If you photograph indoors under flourescent lighting you may have noticed that the photographs are washed with green, especially in the shadows. This is because the spectrum of fluorescent light has a strong spike in the green wavelengths of light. You can use a four layer film such as Fuji Reala to get rid of the green or you can use a filter on normal (3-layer) daylight colour films. Fluorescent tubes come in two common varieties, daylight and warm (there are a few others that arent so common). For daylight fluorescent tubes use a Magenta FLD filter and a Magenta FLW for warm fluorescent tubes (some manufactures also make one for use on tungsten films).
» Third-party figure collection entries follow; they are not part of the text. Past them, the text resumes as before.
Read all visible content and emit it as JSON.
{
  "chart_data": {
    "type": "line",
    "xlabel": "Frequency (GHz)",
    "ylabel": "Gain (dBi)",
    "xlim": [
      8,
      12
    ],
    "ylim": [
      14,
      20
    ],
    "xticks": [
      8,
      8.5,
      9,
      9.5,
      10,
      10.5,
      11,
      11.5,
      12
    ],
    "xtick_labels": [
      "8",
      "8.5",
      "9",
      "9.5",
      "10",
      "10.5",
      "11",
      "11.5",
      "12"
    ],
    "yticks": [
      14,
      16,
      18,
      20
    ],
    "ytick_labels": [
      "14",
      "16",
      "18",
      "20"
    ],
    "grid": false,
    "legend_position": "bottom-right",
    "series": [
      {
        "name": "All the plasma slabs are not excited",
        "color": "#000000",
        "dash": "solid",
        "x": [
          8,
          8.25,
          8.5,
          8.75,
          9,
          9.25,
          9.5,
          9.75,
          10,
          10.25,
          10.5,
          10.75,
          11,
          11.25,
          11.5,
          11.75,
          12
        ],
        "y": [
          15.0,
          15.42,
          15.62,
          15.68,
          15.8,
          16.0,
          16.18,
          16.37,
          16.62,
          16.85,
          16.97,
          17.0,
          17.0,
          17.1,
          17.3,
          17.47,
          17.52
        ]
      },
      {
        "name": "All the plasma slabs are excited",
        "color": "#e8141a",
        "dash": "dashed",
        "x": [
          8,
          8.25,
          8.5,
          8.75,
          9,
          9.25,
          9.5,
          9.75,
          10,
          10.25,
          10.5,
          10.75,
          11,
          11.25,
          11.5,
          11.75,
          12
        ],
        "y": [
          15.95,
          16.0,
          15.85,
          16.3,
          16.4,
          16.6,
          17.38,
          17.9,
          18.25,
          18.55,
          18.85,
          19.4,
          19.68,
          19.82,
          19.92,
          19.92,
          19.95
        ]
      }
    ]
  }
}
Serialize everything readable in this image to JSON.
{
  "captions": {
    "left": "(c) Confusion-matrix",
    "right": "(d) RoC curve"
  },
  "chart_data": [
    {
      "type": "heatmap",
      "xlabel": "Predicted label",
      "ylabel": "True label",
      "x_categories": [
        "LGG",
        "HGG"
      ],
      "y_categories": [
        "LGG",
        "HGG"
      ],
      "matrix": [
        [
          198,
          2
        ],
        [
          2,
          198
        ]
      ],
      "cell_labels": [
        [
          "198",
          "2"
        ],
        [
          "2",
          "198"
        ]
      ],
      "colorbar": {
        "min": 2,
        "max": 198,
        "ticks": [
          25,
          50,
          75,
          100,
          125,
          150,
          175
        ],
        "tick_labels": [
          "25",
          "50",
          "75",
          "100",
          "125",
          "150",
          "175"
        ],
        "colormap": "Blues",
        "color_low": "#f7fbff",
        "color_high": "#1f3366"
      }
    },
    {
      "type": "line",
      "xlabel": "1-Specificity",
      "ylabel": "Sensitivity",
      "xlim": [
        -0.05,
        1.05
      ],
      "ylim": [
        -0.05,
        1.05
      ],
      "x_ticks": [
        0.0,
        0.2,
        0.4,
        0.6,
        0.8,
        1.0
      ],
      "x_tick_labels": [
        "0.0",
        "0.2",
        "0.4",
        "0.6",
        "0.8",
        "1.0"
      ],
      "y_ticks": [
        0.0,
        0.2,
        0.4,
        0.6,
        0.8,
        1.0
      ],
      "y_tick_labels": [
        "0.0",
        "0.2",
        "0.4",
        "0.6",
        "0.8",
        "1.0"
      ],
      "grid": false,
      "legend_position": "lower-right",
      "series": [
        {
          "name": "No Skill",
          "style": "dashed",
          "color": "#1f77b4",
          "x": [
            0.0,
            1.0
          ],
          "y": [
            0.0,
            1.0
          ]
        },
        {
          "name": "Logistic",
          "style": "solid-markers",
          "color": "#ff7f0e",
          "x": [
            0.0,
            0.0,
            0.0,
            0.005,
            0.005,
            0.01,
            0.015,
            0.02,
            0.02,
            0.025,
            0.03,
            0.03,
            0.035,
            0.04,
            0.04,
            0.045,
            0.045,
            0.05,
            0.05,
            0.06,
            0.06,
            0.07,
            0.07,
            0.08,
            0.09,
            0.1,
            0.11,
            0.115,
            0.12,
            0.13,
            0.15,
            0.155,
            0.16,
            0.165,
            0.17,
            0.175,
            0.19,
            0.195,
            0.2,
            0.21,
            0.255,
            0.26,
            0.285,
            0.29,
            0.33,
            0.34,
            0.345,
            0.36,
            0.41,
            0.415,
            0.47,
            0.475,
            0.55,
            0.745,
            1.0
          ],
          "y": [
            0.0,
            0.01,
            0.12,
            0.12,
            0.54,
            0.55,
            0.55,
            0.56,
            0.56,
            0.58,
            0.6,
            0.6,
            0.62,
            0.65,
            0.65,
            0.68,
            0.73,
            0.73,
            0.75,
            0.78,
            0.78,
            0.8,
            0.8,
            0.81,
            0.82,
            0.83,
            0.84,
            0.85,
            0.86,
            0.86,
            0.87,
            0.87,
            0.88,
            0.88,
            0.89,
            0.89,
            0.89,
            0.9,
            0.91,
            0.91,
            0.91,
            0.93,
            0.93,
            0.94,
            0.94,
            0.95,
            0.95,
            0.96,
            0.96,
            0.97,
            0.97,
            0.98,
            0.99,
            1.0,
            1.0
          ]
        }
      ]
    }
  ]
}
A further complication arises when you wish to mix flash light with ambient fluorescent light. In this case you need to keep the Magenta filter on you lens and change the colour of your flash to match the colour of the fluorescent lights. This is accomplished by covering your flash head with a Green (CC03?) filter (if your flash head doesnt take filters just tape it on). This combination will expose your film with the right mix of colours. Since the picture is not taken through the filter on the flash head, it can be a cheap low quality gelatine filter provided that it is the right colour. With negative films (even the three layer variety) most of the green wash can be corrected during printing and so these filters may not be necessary for some subjects.

You will probably find, as most photographers do, that special effects filters are cheesy and give a cheap Hollywood look. The possible exception being centre spot filters which make the periphery of your picture a little out of focus while leaving the center sharp (also Cokin P size).

All this is worth about a million dollars so I would start with only the Skylight and Circ Polarizer. Look for used filters especially if you are not sure whether you will like them or not. You can usually find them for less than $2. If you like them, upgrade to a good one. The multi-coated filters are high quality glass (as opposed to plastic resin) and are coated with anti-reflective polymers which help to prevent flare.

Check the filter thread size of your current lenses, as well as those which you plan to buy in near future. For example, if you plan on sticking with Canon stuff you may want to buy your ring mounted filters in 58mm size and use a step up ring on smaller lens (55mm male thread / 58mm female thread). I say that because 58mm is a very common filter size for Canon EF lenses and the step up ring is only $10-$15.